Civitavecchia – Il palazzo di via Giusti
Housing sociale di via Giusti, si al presidio della polizia locale e al sistema di videosorveglianza. Sono le due novità emerse dall’ultima riunione che si è svolta martedì pomeriggio al comune. Presenti i vertici dell’amministrazione Tedesco e una delegazione di residenti e commercianti.
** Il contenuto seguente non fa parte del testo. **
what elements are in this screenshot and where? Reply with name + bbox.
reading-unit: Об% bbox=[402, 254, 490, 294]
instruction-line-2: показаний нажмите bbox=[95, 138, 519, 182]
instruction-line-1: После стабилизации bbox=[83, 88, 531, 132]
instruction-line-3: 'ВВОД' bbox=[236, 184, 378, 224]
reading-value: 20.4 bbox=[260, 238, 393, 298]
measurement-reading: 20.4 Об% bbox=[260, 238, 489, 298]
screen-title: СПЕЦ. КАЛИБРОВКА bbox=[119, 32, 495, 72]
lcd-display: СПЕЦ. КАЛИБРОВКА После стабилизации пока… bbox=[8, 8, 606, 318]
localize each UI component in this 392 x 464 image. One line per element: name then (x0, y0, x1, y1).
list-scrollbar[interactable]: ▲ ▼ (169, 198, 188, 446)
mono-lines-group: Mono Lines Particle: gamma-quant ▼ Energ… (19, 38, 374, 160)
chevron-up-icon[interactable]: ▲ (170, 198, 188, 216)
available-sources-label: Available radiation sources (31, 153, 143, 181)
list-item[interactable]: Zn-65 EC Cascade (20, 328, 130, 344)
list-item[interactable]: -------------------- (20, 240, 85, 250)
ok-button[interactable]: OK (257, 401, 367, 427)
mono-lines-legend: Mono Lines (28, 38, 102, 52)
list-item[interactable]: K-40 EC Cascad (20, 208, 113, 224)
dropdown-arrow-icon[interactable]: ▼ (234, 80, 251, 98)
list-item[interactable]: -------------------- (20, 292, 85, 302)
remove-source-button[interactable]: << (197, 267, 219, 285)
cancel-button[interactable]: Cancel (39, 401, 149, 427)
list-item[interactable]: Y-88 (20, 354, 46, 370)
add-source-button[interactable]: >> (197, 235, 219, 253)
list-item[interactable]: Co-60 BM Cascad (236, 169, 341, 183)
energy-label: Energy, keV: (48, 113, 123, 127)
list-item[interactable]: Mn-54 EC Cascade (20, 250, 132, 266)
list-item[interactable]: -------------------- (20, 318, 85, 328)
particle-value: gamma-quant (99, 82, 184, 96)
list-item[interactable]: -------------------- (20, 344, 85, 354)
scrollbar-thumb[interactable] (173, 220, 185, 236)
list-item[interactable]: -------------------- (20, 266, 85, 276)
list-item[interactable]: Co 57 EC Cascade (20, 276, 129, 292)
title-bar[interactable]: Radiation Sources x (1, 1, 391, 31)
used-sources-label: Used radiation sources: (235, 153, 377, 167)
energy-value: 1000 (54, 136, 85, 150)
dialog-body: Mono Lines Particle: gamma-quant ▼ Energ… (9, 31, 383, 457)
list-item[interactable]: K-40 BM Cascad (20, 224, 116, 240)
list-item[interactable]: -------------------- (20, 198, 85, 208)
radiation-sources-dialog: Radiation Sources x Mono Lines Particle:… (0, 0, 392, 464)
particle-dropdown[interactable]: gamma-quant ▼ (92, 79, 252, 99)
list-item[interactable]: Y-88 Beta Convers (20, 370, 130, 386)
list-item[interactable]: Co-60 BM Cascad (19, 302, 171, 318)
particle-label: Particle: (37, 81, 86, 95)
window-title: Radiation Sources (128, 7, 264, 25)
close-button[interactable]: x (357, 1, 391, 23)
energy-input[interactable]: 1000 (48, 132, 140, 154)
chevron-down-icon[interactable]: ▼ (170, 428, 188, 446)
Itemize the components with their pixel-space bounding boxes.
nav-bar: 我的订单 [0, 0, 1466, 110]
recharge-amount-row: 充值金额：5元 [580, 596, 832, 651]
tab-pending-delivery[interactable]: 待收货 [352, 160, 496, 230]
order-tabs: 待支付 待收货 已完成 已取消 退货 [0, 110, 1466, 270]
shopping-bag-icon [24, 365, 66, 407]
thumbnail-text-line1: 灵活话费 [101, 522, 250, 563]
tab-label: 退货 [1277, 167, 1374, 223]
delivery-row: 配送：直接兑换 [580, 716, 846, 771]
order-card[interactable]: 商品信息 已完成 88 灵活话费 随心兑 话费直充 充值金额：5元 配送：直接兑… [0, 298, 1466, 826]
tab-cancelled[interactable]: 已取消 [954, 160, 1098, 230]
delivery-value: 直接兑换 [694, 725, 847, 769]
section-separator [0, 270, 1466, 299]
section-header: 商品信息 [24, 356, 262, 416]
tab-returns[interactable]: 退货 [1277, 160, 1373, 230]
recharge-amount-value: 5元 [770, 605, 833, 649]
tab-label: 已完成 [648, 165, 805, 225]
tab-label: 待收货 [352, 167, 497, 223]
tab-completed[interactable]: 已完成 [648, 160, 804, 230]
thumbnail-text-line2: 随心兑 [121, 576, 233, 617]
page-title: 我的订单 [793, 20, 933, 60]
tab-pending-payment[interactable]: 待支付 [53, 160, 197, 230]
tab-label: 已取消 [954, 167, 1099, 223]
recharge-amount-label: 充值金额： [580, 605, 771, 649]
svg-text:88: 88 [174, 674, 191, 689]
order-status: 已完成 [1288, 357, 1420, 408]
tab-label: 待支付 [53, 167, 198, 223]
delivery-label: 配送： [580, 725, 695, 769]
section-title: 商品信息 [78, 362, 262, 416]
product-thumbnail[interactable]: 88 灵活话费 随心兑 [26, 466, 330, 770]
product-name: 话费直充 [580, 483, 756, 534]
All’ordine del giorno gli accorgimenti sul progetto da 1,8 milioni di euro da realizzare in pieno centro cittadino, a due passi da corso Marconi e dalla cattedrale. Il comune ha aperto all’ipotesi di un presidio di polizia locale, per garantire la sicurezza ai 18 condomini della palazzina. Non solo, si è parlato della possibilità di installare delle telecamere di videosorveglianza, come fatto già al Ghetto e al Pirgo.
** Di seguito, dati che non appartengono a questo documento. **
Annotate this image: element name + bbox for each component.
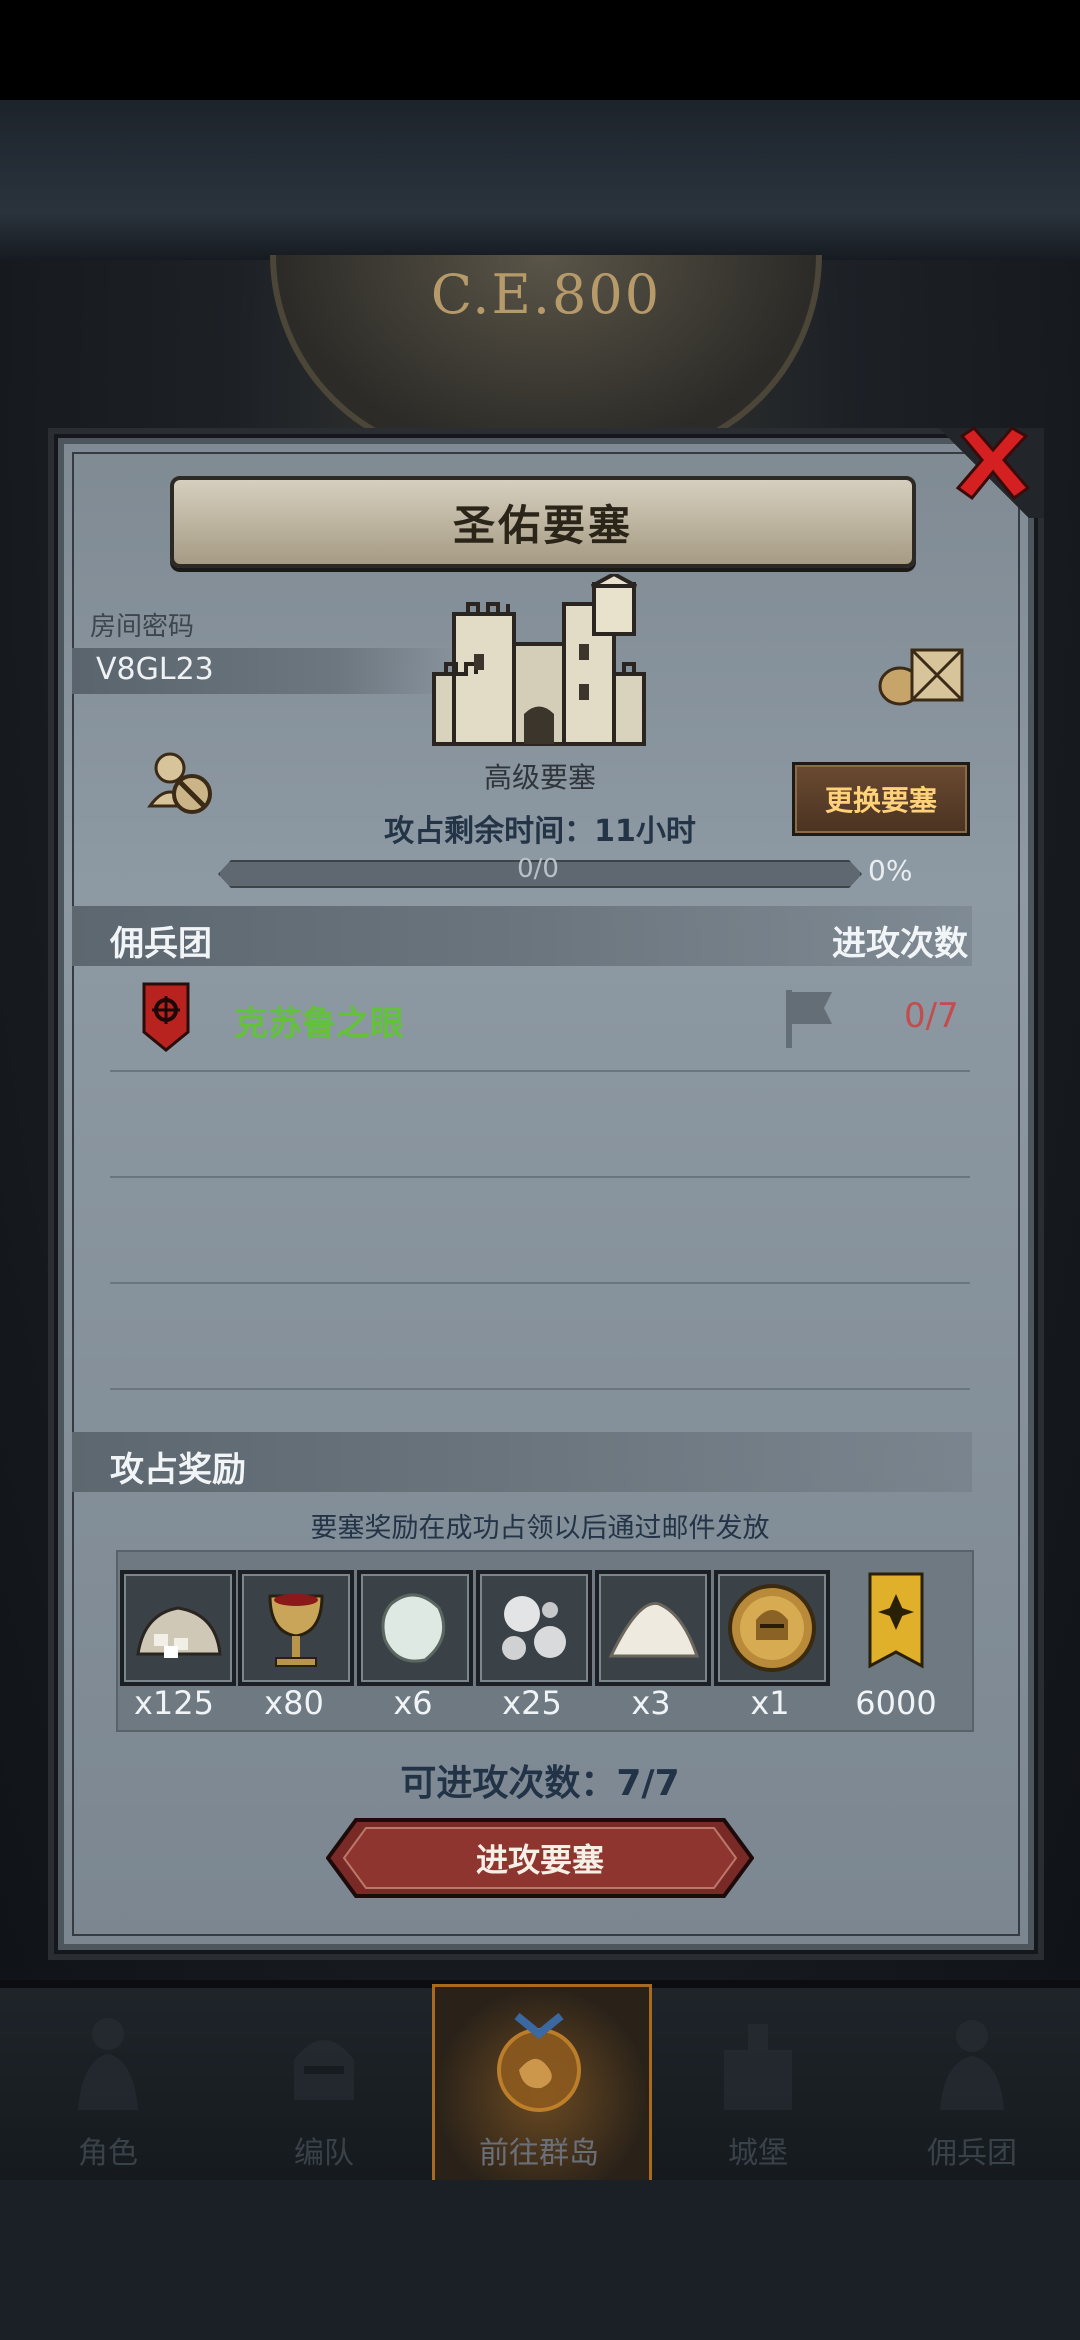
nav-item-castle[interactable]: 城堡 <box>658 1992 858 2180</box>
nav-label: 城堡 <box>728 2136 788 2171</box>
helmet-coin-icon[interactable] <box>714 1570 830 1686</box>
reward-qty: x125 <box>133 1684 214 1722</box>
mercenary-header-label: 佣兵团 <box>110 924 212 964</box>
available-attacks: 可进攻次数：7/7 <box>400 1763 680 1804</box>
list-divider <box>110 1388 970 1390</box>
title-banner: 圣佑要塞 <box>170 476 916 568</box>
status-bar <box>0 0 1080 100</box>
helmet-icon <box>294 2040 354 2100</box>
nav-label: 角色 <box>78 2136 138 2171</box>
reward-qty: x3 <box>631 1684 671 1722</box>
nav-item-character[interactable]: 角色 <box>8 1992 208 2180</box>
list-divider <box>110 1282 970 1284</box>
attack-fortress-label: 进攻要塞 <box>475 1841 604 1879</box>
reward-qty: 6000 <box>855 1684 937 1722</box>
reward-qty: x6 <box>393 1684 433 1722</box>
background-strip <box>0 100 1080 260</box>
guild-shield-icon <box>142 982 190 1052</box>
remaining-time: 攻占剩余时间：11小时 <box>384 814 696 849</box>
era-label: C.E.800 <box>430 263 662 326</box>
knight-icon <box>78 2018 138 2110</box>
nav-item-formation[interactable]: 编队 <box>224 1992 424 2180</box>
reward-qty: x1 <box>750 1684 790 1722</box>
nav-label: 前往群岛 <box>479 2136 599 2171</box>
mercenary-name: 克苏鲁之眼 <box>234 1004 404 1044</box>
close-button[interactable] <box>952 422 1034 504</box>
list-divider <box>110 1070 970 1072</box>
close-icon <box>955 426 1031 501</box>
rewards-header-label: 攻占奖励 <box>110 1450 246 1490</box>
progress-percent: 0% <box>868 854 913 887</box>
room-code-value[interactable]: V8GL23 <box>96 652 214 687</box>
gem-icon[interactable] <box>357 1570 473 1686</box>
mercenary-icon <box>940 2020 1004 2110</box>
supply-crate-icon[interactable] <box>876 640 966 706</box>
list-divider <box>110 1176 970 1178</box>
progress-text: 0/0 <box>517 854 559 884</box>
attack-fortress-button[interactable]: 进攻要塞 <box>326 1818 754 1898</box>
reward-note: 要塞奖励在成功占领以后通过邮件发放 <box>310 1513 770 1544</box>
reward-qty: x25 <box>502 1684 562 1722</box>
mercenary-attack-count: 0/7 <box>904 996 959 1036</box>
pearls-icon[interactable] <box>476 1570 592 1686</box>
stone-pile-icon[interactable] <box>120 1570 236 1686</box>
salt-pile-icon[interactable] <box>595 1570 711 1686</box>
nav-item-mercenary[interactable]: 佣兵团 <box>872 1992 1072 2180</box>
attack-times-header: 进攻次数 <box>832 924 968 964</box>
reward-qty: x80 <box>264 1684 324 1722</box>
islands-icon <box>497 2012 581 2112</box>
goblet-icon[interactable] <box>238 1570 354 1686</box>
page-title: 圣佑要塞 <box>452 500 633 550</box>
fortress-castle-icon <box>414 571 664 754</box>
bottom-strip <box>0 2180 1080 2340</box>
room-code-label: 房间密码 <box>90 612 195 642</box>
nav-label: 佣兵团 <box>927 2136 1017 2171</box>
banner-icon[interactable] <box>842 1570 950 1678</box>
flag-icon <box>782 986 838 1050</box>
nav-label: 编队 <box>294 2136 354 2171</box>
castle-icon <box>724 2024 792 2110</box>
nav-item-islands[interactable]: 前往群岛 <box>439 1992 639 2180</box>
Conferme arrivano anche sulle dinamiche di realizzazione. Il progetto come è oramai noto è stato profondamente rivisto. Dagli oltre 30 posti letti destinati a persone senza fissa dimora, si è passati a otto, divisi in due stanze. Posti che saranno destinati all’emergenza abitativa, con gli ospiti che pernotteranno per un minimo di due settimane e un massimo di 24 mesi.
In corso la redazione di un regolamento, che metta insieme tutti questi punti sintetizzati in un atto di indirizzo da approvare in consiglio comunale.